Secondo il critico Giuseppe Corona, che recensì le opere dell’intagliatore all’Esposizione di Torino del 1884, Besarel era riuscito non solo a eguagliare il concittadino e maestro Andrea Brustolon (1662-1732) ma a superarlo, sapendo piegare le forme ridondanti della scultura veneta di Sei e Settecento alle moderne esigenze della ricca borghesia ottocentesca. I vari sostegni per vasi a forma di mori, insieme alle altre opere dell’ebanista esposte ne sono un esempio.
Le citazioni di Brustolon vennero rilette secondo i canoni della contemporanea scultura incline ad una maggiore aderenza al vero e ad una continua ricerca di pose originali e panneggi scenografici, non sempre raggiunti con buon esisto dall’intagliatore. Nonostante ciò la sua fama internazionale e le numerose commissioni lo spinsero ad ampilare il laboratorio, divenuto anche scuola, per soddisfare le richieste della clinetela di passagio a Venezia.
Nella collezione di Borgogna erano presenti, oltre ai tre moretti inginocchiati con funzione di reggivaso, anche due figure di reggivaso in piedi, probabilmente tutti acquistati all’Esposizione di Milano del 1881 (catalogo, Milano 1881, p. 324: “Pancera Besarel, fratelli, Venezia.-Statue e mobili di lusso con decorazioni ad intaglio. Premiati più volte.”). Queste opere testimoniano il gusto dell’artista per il revival dell’intaglio barocco veneziano.

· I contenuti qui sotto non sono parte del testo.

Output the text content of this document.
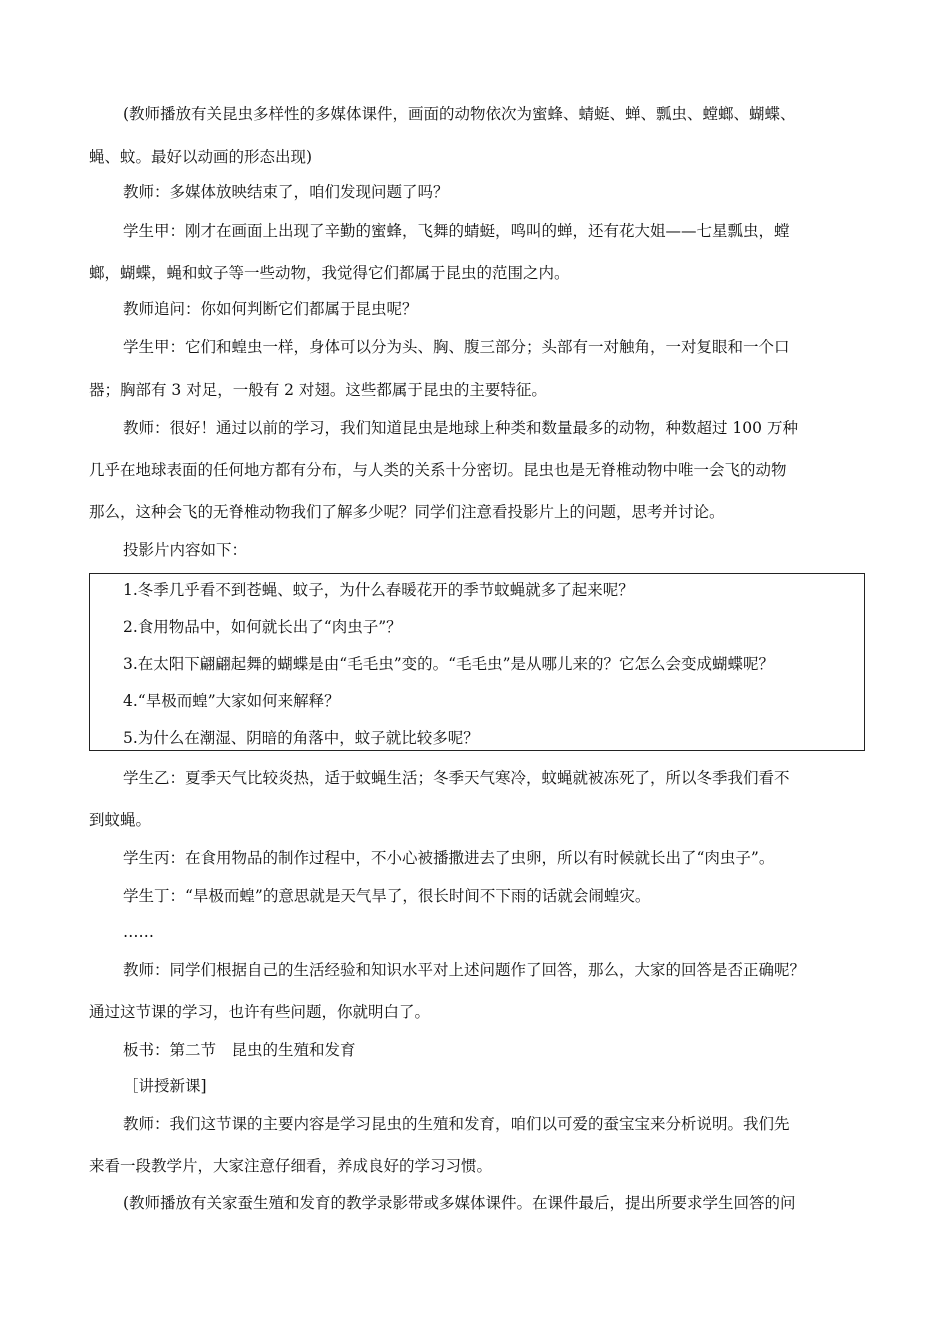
(教师播放有关昆虫多样性的多媒体课件，画面的动物依次为蜜蜂、蜻蜓、蝉、瓢虫、螳螂、蝴蝶、
蝇、蚊。最好以动画的形态出现)
教师：多媒体放映结束了，咱们发现问题了吗？
学生甲：刚才在画面上出现了辛勤的蜜蜂，飞舞的蜻蜓，鸣叫的蝉，还有花大姐——七星瓢虫，螳
螂，蝴蝶，蝇和蚊子等一些动物，我觉得它们都属于昆虫的范围之内。
教师追问：你如何判断它们都属于昆虫呢？
学生甲：它们和蝗虫一样，身体可以分为头、胸、腹三部分；头部有一对触角，一对复眼和一个口
器；胸部有 3 对足，一般有 2 对翅。这些都属于昆虫的主要特征。
教师：很好！通过以前的学习，我们知道昆虫是地球上种类和数量最多的动物，种数超过 100 万种
几乎在地球表面的任何地方都有分布，与人类的关系十分密切。昆虫也是无脊椎动物中唯一会飞的动物
那么，这种会飞的无脊椎动物我们了解多少呢？同学们注意看投影片上的问题，思考并讨论。
投影片内容如下：
1.冬季几乎看不到苍蝇、蚊子，为什么春暖花开的季节蚊蝇就多了起来呢？
2.食用物品中，如何就长出了“肉虫子”？
3.在太阳下翩翩起舞的蝴蝶是由“毛毛虫”变的。“毛毛虫”是从哪儿来的？它怎么会变成蝴蝶呢？
4.“旱极而蝗”大家如何来解释？
5.为什么在潮湿、阴暗的角落中，蚊子就比较多呢？
学生乙：夏季天气比较炎热，适于蚊蝇生活；冬季天气寒冷，蚊蝇就被冻死了，所以冬季我们看不
到蚊蝇。
学生丙：在食用物品的制作过程中，不小心被播撒进去了虫卵，所以有时候就长出了“肉虫子”。
学生丁：“旱极而蝗”的意思就是天气旱了，很长时间不下雨的话就会闹蝗灾。
……
教师：同学们根据自己的生活经验和知识水平对上述问题作了回答，那么，大家的回答是否正确呢？
通过这节课的学习，也许有些问题，你就明白了。
板书：第二节　昆虫的生殖和发育
［讲授新课]
教师：我们这节课的主要内容是学习昆虫的生殖和发育，咱们以可爱的蚕宝宝来分析说明。我们先
来看一段教学片，大家注意仔细看，养成良好的学习习惯。
(教师播放有关家蚕生殖和发育的教学录影带或多媒体课件。在课件最后，提出所要求学生回答的问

La stessa rappresentazione di fisionomie stereotipate di tipo africano presene nei tre moretti inginocchiati reggivaso sembra essere evocata nella Consolle con quattro putti reggenti fogliami, tralci di vite, grappoli d’uva (inv. 1906, XI, 16), uno degli arredi intagliati da Francesco Toso (Murano, 1846- Venezia, 1903) presenti nella collezione di Borgogna.
Di Panciera Besarel fanno parte della collezione di Borgogna anche due reggivaso con Tritone e Nereide e la monumentale Apoteosi di Vittorio Emanuele II.
Commento di Edoardo Francia dottorando in Tradizioni Linguistico Letterarie, Università del Piemonte Orientale di Vercelli in partnership con il Museo Borgogna:
Il “moretto”, blackamoor in inglese, è la rappresentazione esasperatamente stereotipata di una persona non bianca (in parte africana, in parte araba, occasionalmente nativa americana) raffigurata invariabilmente in posizione servile come reggivaso, portalume, appendiabiti, ecc., se non esplicitamente in catene. Sempre di un colore nero molto intenso, esso poteva portare un turbante, un copricapo o una gonna di piume, ed essere accompagnato da elementi naturalistici come foglie e arbusti, a rappresentare il “buon selvaggio”.
Dal XVII al XX secolo i “moretti” hanno ornato con la loro pregevole fattura artigianale le case dell’alta nobiltà e borghesia europee. Oggi vi riconosciamo chiaramente una visione colonizzatrice, razzista, schiavista del mondo che l’Occidente e l’Europa hanno per lungo tempo praticato e sostenuto. Questi “moretti”, nati come rappresentazioni distorte e distorsive, vogliono dunque essere ora il simbolo di ciò che non vogliamo più essere.